Spider crabs (Macroregonia macrochira) feeding on tube worms (Ridgeia piscesae).

Debbie Kelley and the Stowaway

(Image credit: Visions '05 Expedition/Neptune Project/U. of Washington/NSF)

Co-chief scientist Debbie Kelley brings the stowaway spider crab in the main lab.

Humpback whale

(Image credit: Visions '05 Expedition/Neptune Project/U. of Washington/NSF)

Photograph of a humpback whale in the water.

Phytoplankton

(Image credit: Visions '05 Expedition/Neptune Project/U. of Washington/NSF)

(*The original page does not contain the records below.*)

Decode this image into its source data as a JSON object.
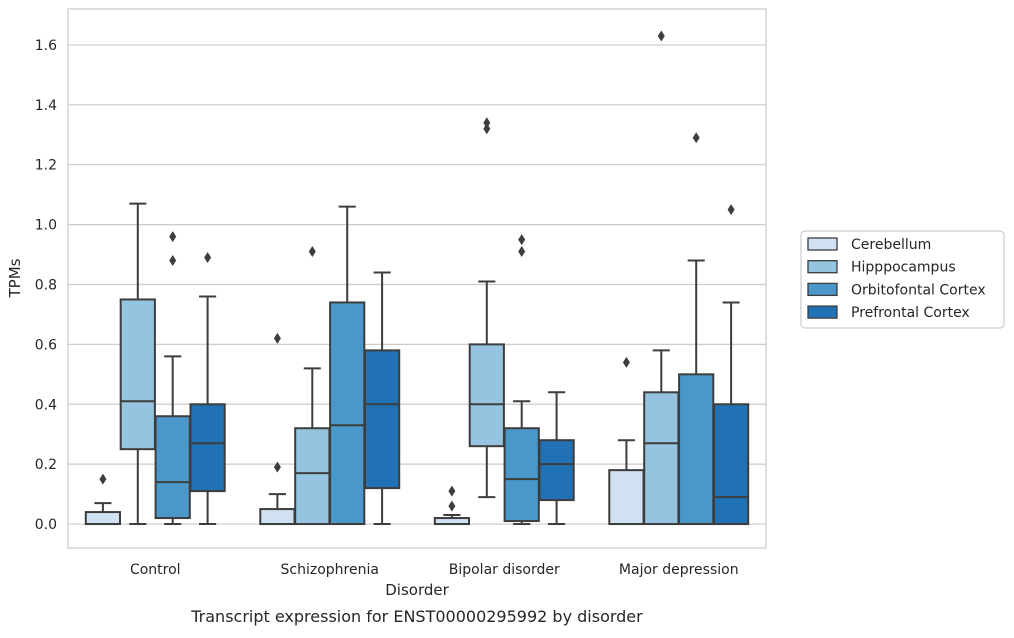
{
  "caption": "Transcript expression for ENST00000295992 by disorder",
  "chart_data": {
    "type": "box",
    "xlabel": "Disorder",
    "ylabel": "TPMs",
    "ylim": [
      -0.08,
      1.72
    ],
    "yticks": [
      "0.0",
      "0.2",
      "0.4",
      "0.6",
      "0.8",
      "1.0",
      "1.2",
      "1.4",
      "1.6"
    ],
    "grid": "horizontal",
    "legend_position": "right",
    "categories": [
      "Control",
      "Schizophrenia",
      "Bipolar disorder",
      "Major depression"
    ],
    "series": [
      {
        "name": "Cerebellum",
        "color": "#d0e1f2",
        "boxes": [
          {
            "whislo": 0.0,
            "q1": 0.0,
            "med": 0.0,
            "q3": 0.04,
            "whishi": 0.07,
            "fliers": [
              0.15
            ]
          },
          {
            "whislo": 0.0,
            "q1": 0.0,
            "med": 0.0,
            "q3": 0.05,
            "whishi": 0.1,
            "fliers": [
              0.19,
              0.62
            ]
          },
          {
            "whislo": 0.0,
            "q1": 0.0,
            "med": 0.0,
            "q3": 0.02,
            "whishi": 0.03,
            "fliers": [
              0.06,
              0.11
            ]
          },
          {
            "whislo": 0.0,
            "q1": 0.0,
            "med": 0.0,
            "q3": 0.18,
            "whishi": 0.28,
            "fliers": [
              0.54
            ]
          }
        ]
      },
      {
        "name": "Hipppocampus",
        "color": "#94c4df",
        "boxes": [
          {
            "whislo": 0.0,
            "q1": 0.25,
            "med": 0.41,
            "q3": 0.75,
            "whishi": 1.07,
            "fliers": []
          },
          {
            "whislo": 0.0,
            "q1": 0.0,
            "med": 0.17,
            "q3": 0.32,
            "whishi": 0.52,
            "fliers": [
              0.91
            ]
          },
          {
            "whislo": 0.09,
            "q1": 0.26,
            "med": 0.4,
            "q3": 0.6,
            "whishi": 0.81,
            "fliers": [
              1.32,
              1.34
            ]
          },
          {
            "whislo": 0.0,
            "q1": 0.0,
            "med": 0.27,
            "q3": 0.44,
            "whishi": 0.58,
            "fliers": [
              1.63
            ]
          }
        ]
      },
      {
        "name": "Orbitofontal Cortex",
        "color": "#4a98c9",
        "boxes": [
          {
            "whislo": 0.0,
            "q1": 0.02,
            "med": 0.14,
            "q3": 0.36,
            "whishi": 0.56,
            "fliers": [
              0.88,
              0.96
            ]
          },
          {
            "whislo": 0.0,
            "q1": 0.0,
            "med": 0.33,
            "q3": 0.74,
            "whishi": 1.06,
            "fliers": []
          },
          {
            "whislo": 0.0,
            "q1": 0.01,
            "med": 0.15,
            "q3": 0.32,
            "whishi": 0.41,
            "fliers": [
              0.91,
              0.95
            ]
          },
          {
            "whislo": 0.0,
            "q1": 0.0,
            "med": 0.0,
            "q3": 0.5,
            "whishi": 0.88,
            "fliers": [
              1.29
            ]
          }
        ]
      },
      {
        "name": "Prefrontal Cortex",
        "color": "#2171b5",
        "boxes": [
          {
            "whislo": 0.0,
            "q1": 0.11,
            "med": 0.27,
            "q3": 0.4,
            "whishi": 0.76,
            "fliers": [
              0.89
            ]
          },
          {
            "whislo": 0.0,
            "q1": 0.12,
            "med": 0.4,
            "q3": 0.58,
            "whishi": 0.84,
            "fliers": []
          },
          {
            "whislo": 0.0,
            "q1": 0.08,
            "med": 0.2,
            "q3": 0.28,
            "whishi": 0.44,
            "fliers": []
          },
          {
            "whislo": 0.0,
            "q1": 0.0,
            "med": 0.09,
            "q3": 0.4,
            "whishi": 0.74,
            "fliers": [
              1.05
            ]
          }
        ]
      }
    ]
  }
}
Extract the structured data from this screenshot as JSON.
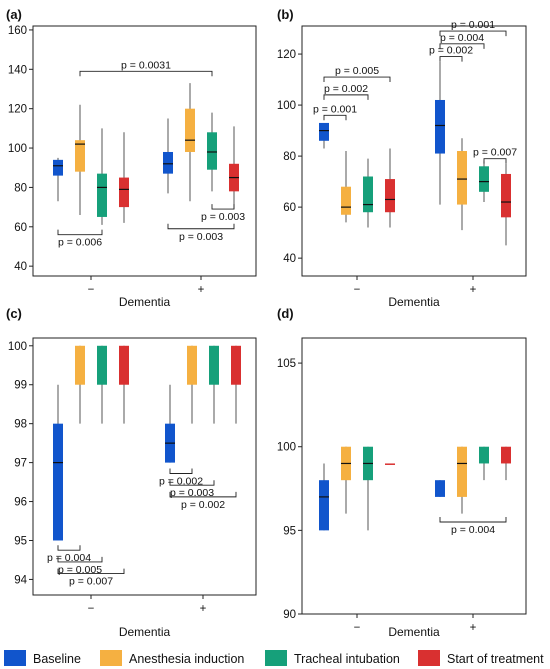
{
  "colors": {
    "Baseline": "#1155cc",
    "Anesthesia induction": "#f5b041",
    "Tracheal intubation": "#16a07a",
    "Start of treatment": "#d93030",
    "whisker": "#555555",
    "axis": "#222222"
  },
  "legend": {
    "items": [
      "Baseline",
      "Anesthesia induction",
      "Tracheal intubation",
      "Start of treatment"
    ]
  },
  "chart_data": [
    {
      "type": "box",
      "panel": "(a)",
      "xlabel": "Dementia",
      "ylabel": "",
      "categories": [
        "−",
        "+"
      ],
      "ylim": [
        35,
        162
      ],
      "yticks": [
        40,
        60,
        80,
        100,
        120,
        140,
        160
      ],
      "series": [
        {
          "name": "Baseline",
          "boxes": [
            {
              "min": 73,
              "q1": 86,
              "median": 91,
              "q3": 94,
              "max": 95
            },
            {
              "min": 77,
              "q1": 87,
              "median": 92,
              "q3": 98,
              "max": 115
            }
          ]
        },
        {
          "name": "Anesthesia induction",
          "boxes": [
            {
              "min": 66,
              "q1": 88,
              "median": 102,
              "q3": 104,
              "max": 122
            },
            {
              "min": 73,
              "q1": 98,
              "median": 104,
              "q3": 120,
              "max": 133
            }
          ]
        },
        {
          "name": "Tracheal intubation",
          "boxes": [
            {
              "min": 61,
              "q1": 65,
              "median": 80,
              "q3": 87,
              "max": 110
            },
            {
              "min": 78,
              "q1": 89,
              "median": 98,
              "q3": 108,
              "max": 118
            }
          ]
        },
        {
          "name": "Start of treatment",
          "boxes": [
            {
              "min": 62,
              "q1": 70,
              "median": 79,
              "q3": 85,
              "max": 108
            },
            {
              "min": 69,
              "q1": 78,
              "median": 85,
              "q3": 92,
              "max": 111
            }
          ]
        }
      ],
      "annotations": [
        {
          "text": "p = 0.0031",
          "from": [
            0,
            1
          ],
          "to": [
            1,
            2
          ],
          "y": 139,
          "dir": "down"
        },
        {
          "text": "p = 0.006",
          "from": [
            0,
            0
          ],
          "to": [
            0,
            2
          ],
          "y": 56,
          "dir": "up"
        },
        {
          "text": "p = 0.003",
          "from": [
            1,
            2
          ],
          "to": [
            1,
            3
          ],
          "y": 69,
          "dir": "up"
        },
        {
          "text": "p = 0.003",
          "from": [
            1,
            0
          ],
          "to": [
            1,
            3
          ],
          "y": 59,
          "dir": "up"
        }
      ]
    },
    {
      "type": "box",
      "panel": "(b)",
      "xlabel": "Dementia",
      "ylabel": "",
      "categories": [
        "−",
        "+"
      ],
      "ylim": [
        33,
        131
      ],
      "yticks": [
        40,
        60,
        80,
        100,
        120
      ],
      "series": [
        {
          "name": "Baseline",
          "boxes": [
            {
              "min": 83,
              "q1": 86,
              "median": 90,
              "q3": 93,
              "max": 93
            },
            {
              "min": 61,
              "q1": 81,
              "median": 92,
              "q3": 102,
              "max": 117
            }
          ]
        },
        {
          "name": "Anesthesia induction",
          "boxes": [
            {
              "min": 54,
              "q1": 57,
              "median": 60,
              "q3": 68,
              "max": 82
            },
            {
              "min": 51,
              "q1": 61,
              "median": 71,
              "q3": 82,
              "max": 87
            }
          ]
        },
        {
          "name": "Tracheal intubation",
          "boxes": [
            {
              "min": 52,
              "q1": 58,
              "median": 61,
              "q3": 72,
              "max": 79
            },
            {
              "min": 62,
              "q1": 66,
              "median": 70,
              "q3": 76,
              "max": 78
            }
          ]
        },
        {
          "name": "Start of treatment",
          "boxes": [
            {
              "min": 52,
              "q1": 58,
              "median": 63,
              "q3": 71,
              "max": 83
            },
            {
              "min": 45,
              "q1": 56,
              "median": 62,
              "q3": 73,
              "max": 77
            }
          ]
        }
      ],
      "annotations": [
        {
          "text": "p = 0.001",
          "from": [
            0,
            0
          ],
          "to": [
            0,
            1
          ],
          "y": 96,
          "dir": "down"
        },
        {
          "text": "p = 0.002",
          "from": [
            0,
            0
          ],
          "to": [
            0,
            2
          ],
          "y": 104,
          "dir": "down"
        },
        {
          "text": "p = 0.005",
          "from": [
            0,
            0
          ],
          "to": [
            0,
            3
          ],
          "y": 111,
          "dir": "down"
        },
        {
          "text": "p = 0.002",
          "from": [
            1,
            0
          ],
          "to": [
            1,
            1
          ],
          "y": 119,
          "dir": "down"
        },
        {
          "text": "p = 0.004",
          "from": [
            1,
            0
          ],
          "to": [
            1,
            2
          ],
          "y": 124,
          "dir": "down"
        },
        {
          "text": "p = 0.001",
          "from": [
            1,
            0
          ],
          "to": [
            1,
            3
          ],
          "y": 129,
          "dir": "down"
        },
        {
          "text": "p = 0.007",
          "from": [
            1,
            2
          ],
          "to": [
            1,
            3
          ],
          "y": 79,
          "dir": "down"
        }
      ]
    },
    {
      "type": "box",
      "panel": "(c)",
      "xlabel": "Dementia",
      "ylabel": "",
      "categories": [
        "−",
        "+"
      ],
      "ylim": [
        93.6,
        100.2
      ],
      "yticks": [
        94,
        95,
        96,
        97,
        98,
        99,
        100
      ],
      "series": [
        {
          "name": "Baseline",
          "boxes": [
            {
              "min": 95,
              "q1": 95,
              "median": 97,
              "q3": 98,
              "max": 99
            },
            {
              "min": 97,
              "q1": 97,
              "median": 97.5,
              "q3": 98,
              "max": 99
            }
          ]
        },
        {
          "name": "Anesthesia induction",
          "boxes": [
            {
              "min": 98,
              "q1": 99,
              "median": 99,
              "q3": 100,
              "max": 100
            },
            {
              "min": 98,
              "q1": 99,
              "median": 99,
              "q3": 100,
              "max": 100
            }
          ]
        },
        {
          "name": "Tracheal intubation",
          "boxes": [
            {
              "min": 98,
              "q1": 99,
              "median": 99,
              "q3": 100,
              "max": 100
            },
            {
              "min": 98,
              "q1": 99,
              "median": 99,
              "q3": 100,
              "max": 100
            }
          ]
        },
        {
          "name": "Start of treatment",
          "boxes": [
            {
              "min": 98,
              "q1": 99,
              "median": 99,
              "q3": 100,
              "max": 100
            },
            {
              "min": 98,
              "q1": 99,
              "median": 99,
              "q3": 100,
              "max": 100
            }
          ]
        }
      ],
      "annotations": [
        {
          "text": "p = 0.004",
          "from": [
            0,
            0
          ],
          "to": [
            0,
            1
          ],
          "y": 94.75,
          "dir": "up"
        },
        {
          "text": "p = 0.005",
          "from": [
            0,
            0
          ],
          "to": [
            0,
            2
          ],
          "y": 94.45,
          "dir": "up"
        },
        {
          "text": "p = 0.007",
          "from": [
            0,
            0
          ],
          "to": [
            0,
            3
          ],
          "y": 94.15,
          "dir": "up"
        },
        {
          "text": "p = 0.002",
          "from": [
            1,
            0
          ],
          "to": [
            1,
            1
          ],
          "y": 96.72,
          "dir": "up"
        },
        {
          "text": "p = 0.003",
          "from": [
            1,
            0
          ],
          "to": [
            1,
            2
          ],
          "y": 96.42,
          "dir": "up"
        },
        {
          "text": "p = 0.002",
          "from": [
            1,
            0
          ],
          "to": [
            1,
            3
          ],
          "y": 96.12,
          "dir": "up"
        }
      ]
    },
    {
      "type": "box",
      "panel": "(d)",
      "xlabel": "Dementia",
      "ylabel": "",
      "categories": [
        "−",
        "+"
      ],
      "ylim": [
        90,
        106.5
      ],
      "yticks": [
        90,
        95,
        100,
        105
      ],
      "series": [
        {
          "name": "Baseline",
          "boxes": [
            {
              "min": 95,
              "q1": 95,
              "median": 97,
              "q3": 98,
              "max": 99
            },
            {
              "min": 97,
              "q1": 97,
              "median": 97,
              "q3": 98,
              "max": 98
            }
          ]
        },
        {
          "name": "Anesthesia induction",
          "boxes": [
            {
              "min": 96,
              "q1": 98,
              "median": 99,
              "q3": 100,
              "max": 100
            },
            {
              "min": 96,
              "q1": 97,
              "median": 99,
              "q3": 100,
              "max": 100
            }
          ]
        },
        {
          "name": "Tracheal intubation",
          "boxes": [
            {
              "min": 95,
              "q1": 98,
              "median": 99,
              "q3": 100,
              "max": 100
            },
            {
              "min": 98,
              "q1": 99,
              "median": 99,
              "q3": 100,
              "max": 100
            }
          ]
        },
        {
          "name": "Start of treatment",
          "boxes": [
            {
              "min": 99,
              "q1": 99,
              "median": 99,
              "q3": 99,
              "max": 99
            },
            {
              "min": 98,
              "q1": 99,
              "median": 99,
              "q3": 100,
              "max": 100
            }
          ]
        }
      ],
      "annotations": [
        {
          "text": "p = 0.004",
          "from": [
            1,
            0
          ],
          "to": [
            1,
            3
          ],
          "y": 95.5,
          "dir": "up"
        }
      ]
    }
  ]
}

Biologists believe that bacterial plankton accounts for 80% or more of all photosynthetic activity in the open ocean.

Mothra sulfide structures

(Image credit: Visions '05 Expedition/Neptune Project/U. of Washington/NSF)

Typical landscape of tall, slender sulfide structures in the Mothra hydrothermal vent field.

Brittle star

(Image credit: Visions '05 Expedition/Neptune Project/U. of Washington/NSF)

This delicate brittle star came all the way up from 2150 meters depth attached to an instrument retrieved by the elevator.

Crab reaching to touch Jason`s Arm

(Image credit: Visions '05 Expedition/Neptune Project/U. of Washington/NSF)

Curious crabs commonly crawl onto equipment. This one, located on the side of the sulfide chimney called Roane, has extended nearly its entire body out away from the wall of the chimney to reach one of the arms of the robotic vehicle Jason.